A Break From the Third Rail
By Eugene Robinson
Friday, May 20, 2005; Page A21
Why would comedian Dave Chappelle run away from mega-fame and mega-fortune to seek anonymity on an Indian Ocean beach, about as far from Hollywood as he could get? It's really not so hard to imagine. The genius that makes Chappelle the hottest comic in the country is being able to grab the electric third rail of American life and transmit its energy in a way that makes people laugh. Do that long enough and one of two things happens: You let go, or you get burned.
...According to Time, Chappelle became unsure about his material for the new season when a white visitor at a taping laughed especially hard and long over a sketch Chappelle performed in blackface. "When he laughed, it made me uncomfortable," Time quotes Chappelle as saying. His longtime writing partner is quoted as confirming that Chappelle had decided some of his material was not funny but "racist."
For me, this context makes Chappelle's flight from a $50 million payday so much more understandable.

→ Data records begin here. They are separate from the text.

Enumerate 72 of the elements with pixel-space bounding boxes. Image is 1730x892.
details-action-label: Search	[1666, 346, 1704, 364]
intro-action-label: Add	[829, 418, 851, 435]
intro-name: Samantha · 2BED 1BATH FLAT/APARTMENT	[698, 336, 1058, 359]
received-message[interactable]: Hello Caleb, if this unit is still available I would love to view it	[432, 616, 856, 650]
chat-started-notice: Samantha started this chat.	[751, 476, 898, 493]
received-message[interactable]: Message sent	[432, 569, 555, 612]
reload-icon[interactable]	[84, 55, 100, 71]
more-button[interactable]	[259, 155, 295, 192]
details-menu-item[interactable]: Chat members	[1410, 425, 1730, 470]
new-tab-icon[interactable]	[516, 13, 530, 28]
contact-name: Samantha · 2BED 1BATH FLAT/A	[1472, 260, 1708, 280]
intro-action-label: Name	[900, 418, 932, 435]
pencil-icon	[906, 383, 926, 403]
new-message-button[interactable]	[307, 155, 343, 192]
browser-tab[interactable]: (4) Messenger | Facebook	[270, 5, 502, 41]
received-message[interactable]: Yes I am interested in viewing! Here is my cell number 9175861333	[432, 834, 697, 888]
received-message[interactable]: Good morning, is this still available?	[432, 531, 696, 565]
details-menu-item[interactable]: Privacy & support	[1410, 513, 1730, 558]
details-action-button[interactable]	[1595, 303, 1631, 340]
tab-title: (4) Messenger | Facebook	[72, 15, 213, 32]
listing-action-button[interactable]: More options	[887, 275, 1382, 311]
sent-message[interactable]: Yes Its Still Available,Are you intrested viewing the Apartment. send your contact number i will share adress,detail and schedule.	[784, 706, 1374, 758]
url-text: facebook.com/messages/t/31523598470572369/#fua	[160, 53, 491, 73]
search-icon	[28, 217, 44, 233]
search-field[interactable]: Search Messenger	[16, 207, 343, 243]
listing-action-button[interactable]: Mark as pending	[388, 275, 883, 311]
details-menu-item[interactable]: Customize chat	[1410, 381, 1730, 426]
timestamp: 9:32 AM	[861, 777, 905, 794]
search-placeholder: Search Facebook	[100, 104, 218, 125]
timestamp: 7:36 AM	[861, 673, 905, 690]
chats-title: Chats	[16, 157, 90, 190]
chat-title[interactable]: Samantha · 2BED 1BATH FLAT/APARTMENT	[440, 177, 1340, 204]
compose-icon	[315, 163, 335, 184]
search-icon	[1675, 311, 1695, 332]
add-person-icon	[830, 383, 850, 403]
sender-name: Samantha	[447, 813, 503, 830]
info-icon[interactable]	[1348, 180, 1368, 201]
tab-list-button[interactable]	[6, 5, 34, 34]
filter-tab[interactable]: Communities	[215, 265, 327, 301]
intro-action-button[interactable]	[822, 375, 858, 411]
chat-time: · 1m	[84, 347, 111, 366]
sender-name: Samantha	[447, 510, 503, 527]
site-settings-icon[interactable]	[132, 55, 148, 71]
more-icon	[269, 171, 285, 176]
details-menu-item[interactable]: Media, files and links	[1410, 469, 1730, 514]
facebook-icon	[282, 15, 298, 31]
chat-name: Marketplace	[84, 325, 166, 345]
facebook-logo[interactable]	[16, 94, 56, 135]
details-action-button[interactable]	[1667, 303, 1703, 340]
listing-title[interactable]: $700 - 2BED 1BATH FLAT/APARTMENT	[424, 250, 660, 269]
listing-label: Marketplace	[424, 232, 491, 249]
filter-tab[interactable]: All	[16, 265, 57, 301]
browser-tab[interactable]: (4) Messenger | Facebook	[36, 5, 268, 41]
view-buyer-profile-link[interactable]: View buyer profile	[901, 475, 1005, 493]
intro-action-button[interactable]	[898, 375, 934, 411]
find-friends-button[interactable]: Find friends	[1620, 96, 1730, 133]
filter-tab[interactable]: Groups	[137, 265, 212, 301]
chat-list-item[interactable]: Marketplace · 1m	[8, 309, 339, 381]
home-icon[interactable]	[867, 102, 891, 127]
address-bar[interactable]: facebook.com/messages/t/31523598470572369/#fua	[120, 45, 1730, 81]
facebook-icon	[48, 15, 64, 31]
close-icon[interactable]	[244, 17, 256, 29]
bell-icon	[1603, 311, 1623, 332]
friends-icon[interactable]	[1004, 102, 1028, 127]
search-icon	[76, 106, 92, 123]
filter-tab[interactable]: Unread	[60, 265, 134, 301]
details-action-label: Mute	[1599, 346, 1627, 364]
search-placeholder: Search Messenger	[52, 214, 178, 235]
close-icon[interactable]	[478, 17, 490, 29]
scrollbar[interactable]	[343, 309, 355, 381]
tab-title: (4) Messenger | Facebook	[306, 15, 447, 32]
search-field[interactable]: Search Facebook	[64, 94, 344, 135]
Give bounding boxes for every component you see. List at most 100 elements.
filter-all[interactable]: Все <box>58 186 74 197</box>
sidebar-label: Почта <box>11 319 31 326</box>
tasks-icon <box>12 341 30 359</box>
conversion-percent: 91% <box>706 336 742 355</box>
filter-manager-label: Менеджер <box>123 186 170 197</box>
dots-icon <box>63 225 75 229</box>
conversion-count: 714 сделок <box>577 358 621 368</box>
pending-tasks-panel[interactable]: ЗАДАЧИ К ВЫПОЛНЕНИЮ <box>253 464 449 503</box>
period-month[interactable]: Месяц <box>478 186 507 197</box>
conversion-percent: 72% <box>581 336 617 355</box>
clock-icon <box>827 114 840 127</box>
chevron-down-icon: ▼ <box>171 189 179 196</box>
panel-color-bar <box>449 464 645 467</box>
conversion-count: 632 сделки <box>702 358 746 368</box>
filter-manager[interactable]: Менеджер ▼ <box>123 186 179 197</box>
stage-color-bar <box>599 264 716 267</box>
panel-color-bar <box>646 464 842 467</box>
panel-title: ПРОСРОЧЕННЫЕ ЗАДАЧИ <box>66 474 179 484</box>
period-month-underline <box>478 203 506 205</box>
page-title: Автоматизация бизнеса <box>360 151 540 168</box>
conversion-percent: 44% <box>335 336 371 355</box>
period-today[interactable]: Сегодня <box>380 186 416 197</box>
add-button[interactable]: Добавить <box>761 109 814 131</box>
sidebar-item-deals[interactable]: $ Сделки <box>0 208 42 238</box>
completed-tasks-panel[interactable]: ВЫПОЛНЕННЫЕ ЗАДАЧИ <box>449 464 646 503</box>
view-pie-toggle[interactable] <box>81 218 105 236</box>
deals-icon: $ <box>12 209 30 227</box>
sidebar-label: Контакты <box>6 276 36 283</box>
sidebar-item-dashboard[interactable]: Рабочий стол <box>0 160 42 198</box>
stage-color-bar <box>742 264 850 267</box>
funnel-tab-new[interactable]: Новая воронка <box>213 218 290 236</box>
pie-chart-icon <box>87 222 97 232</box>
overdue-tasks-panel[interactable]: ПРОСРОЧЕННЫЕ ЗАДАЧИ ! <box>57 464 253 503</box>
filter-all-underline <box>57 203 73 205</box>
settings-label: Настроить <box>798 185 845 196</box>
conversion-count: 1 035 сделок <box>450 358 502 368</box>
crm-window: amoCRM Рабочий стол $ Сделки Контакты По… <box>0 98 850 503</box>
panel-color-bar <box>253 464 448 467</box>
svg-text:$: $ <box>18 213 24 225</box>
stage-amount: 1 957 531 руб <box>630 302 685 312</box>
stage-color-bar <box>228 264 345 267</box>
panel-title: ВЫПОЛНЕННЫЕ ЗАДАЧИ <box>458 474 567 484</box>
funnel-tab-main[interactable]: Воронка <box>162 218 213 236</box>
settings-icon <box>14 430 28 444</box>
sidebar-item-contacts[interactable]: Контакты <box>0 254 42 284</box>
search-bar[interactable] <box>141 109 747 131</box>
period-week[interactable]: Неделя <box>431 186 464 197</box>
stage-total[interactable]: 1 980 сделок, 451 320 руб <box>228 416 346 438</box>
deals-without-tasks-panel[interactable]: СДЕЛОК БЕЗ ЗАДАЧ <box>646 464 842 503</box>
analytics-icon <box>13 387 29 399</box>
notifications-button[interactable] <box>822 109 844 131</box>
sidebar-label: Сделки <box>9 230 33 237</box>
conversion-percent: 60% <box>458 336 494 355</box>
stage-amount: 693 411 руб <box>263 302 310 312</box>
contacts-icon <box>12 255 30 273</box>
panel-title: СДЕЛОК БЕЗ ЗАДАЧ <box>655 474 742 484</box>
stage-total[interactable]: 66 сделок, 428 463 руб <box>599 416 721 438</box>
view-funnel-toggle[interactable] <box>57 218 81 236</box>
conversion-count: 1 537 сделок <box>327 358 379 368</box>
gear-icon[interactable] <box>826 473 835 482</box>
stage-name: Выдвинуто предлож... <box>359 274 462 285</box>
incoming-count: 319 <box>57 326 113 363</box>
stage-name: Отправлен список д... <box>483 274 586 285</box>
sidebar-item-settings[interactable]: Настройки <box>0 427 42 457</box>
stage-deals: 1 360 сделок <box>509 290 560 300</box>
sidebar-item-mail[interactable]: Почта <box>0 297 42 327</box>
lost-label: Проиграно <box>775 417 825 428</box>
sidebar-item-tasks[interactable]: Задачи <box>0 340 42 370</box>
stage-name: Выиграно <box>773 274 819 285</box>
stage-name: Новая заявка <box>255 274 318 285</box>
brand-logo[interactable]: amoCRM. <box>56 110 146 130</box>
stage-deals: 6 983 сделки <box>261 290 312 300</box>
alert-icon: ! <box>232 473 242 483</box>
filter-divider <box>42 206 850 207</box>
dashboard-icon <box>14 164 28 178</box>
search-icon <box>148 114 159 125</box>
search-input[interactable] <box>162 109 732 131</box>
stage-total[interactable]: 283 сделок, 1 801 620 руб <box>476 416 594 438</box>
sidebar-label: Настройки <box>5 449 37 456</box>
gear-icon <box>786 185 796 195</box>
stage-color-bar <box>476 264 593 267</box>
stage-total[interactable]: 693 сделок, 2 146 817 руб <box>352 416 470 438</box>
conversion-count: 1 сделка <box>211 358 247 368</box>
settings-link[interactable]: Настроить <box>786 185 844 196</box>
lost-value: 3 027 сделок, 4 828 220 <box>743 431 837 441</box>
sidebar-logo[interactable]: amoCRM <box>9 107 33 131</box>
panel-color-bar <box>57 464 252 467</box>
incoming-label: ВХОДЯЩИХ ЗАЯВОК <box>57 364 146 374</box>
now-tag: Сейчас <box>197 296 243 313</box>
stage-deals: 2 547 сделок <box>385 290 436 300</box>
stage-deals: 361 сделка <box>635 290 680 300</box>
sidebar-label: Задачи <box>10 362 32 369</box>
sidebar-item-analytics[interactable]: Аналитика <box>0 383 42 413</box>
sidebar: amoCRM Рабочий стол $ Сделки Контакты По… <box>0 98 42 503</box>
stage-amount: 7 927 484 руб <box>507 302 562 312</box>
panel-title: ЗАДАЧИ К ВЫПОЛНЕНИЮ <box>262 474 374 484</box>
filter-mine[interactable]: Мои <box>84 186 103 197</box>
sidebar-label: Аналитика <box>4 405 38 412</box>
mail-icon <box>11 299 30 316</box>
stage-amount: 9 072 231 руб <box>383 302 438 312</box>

It's one thing for a black comic to perform racially charged material that delights black audiences. A black audience takes it as pure satire or a kind of inside-the-family ribbing; slurs and stereotypes have no power as weapons of mass distortion. But how can you be sure that a white audience doesn't take the jokes as "proof" of ugly, buried, unacknowledged assumptions?
Maybe you shouldn't care. Maybe you just decide that intent is the important thing. You know what you meant by the joke, and people are rolling in the aisles. Who cares why they're laughing?
But if you're as thoughtful as Dave Chappelle, and you're serious about your conversion to Islam and you stop to ask the question, then maybe you have no choice. If you doubt the impact of your humor -- or worse, your own intent -- then maybe it's not a bad idea to take a break.
I'll be happy if Chappelle comes back soon to resume making me laugh till I cry. But I understand if he feels burned; I understand if, for a while, he needs to let go.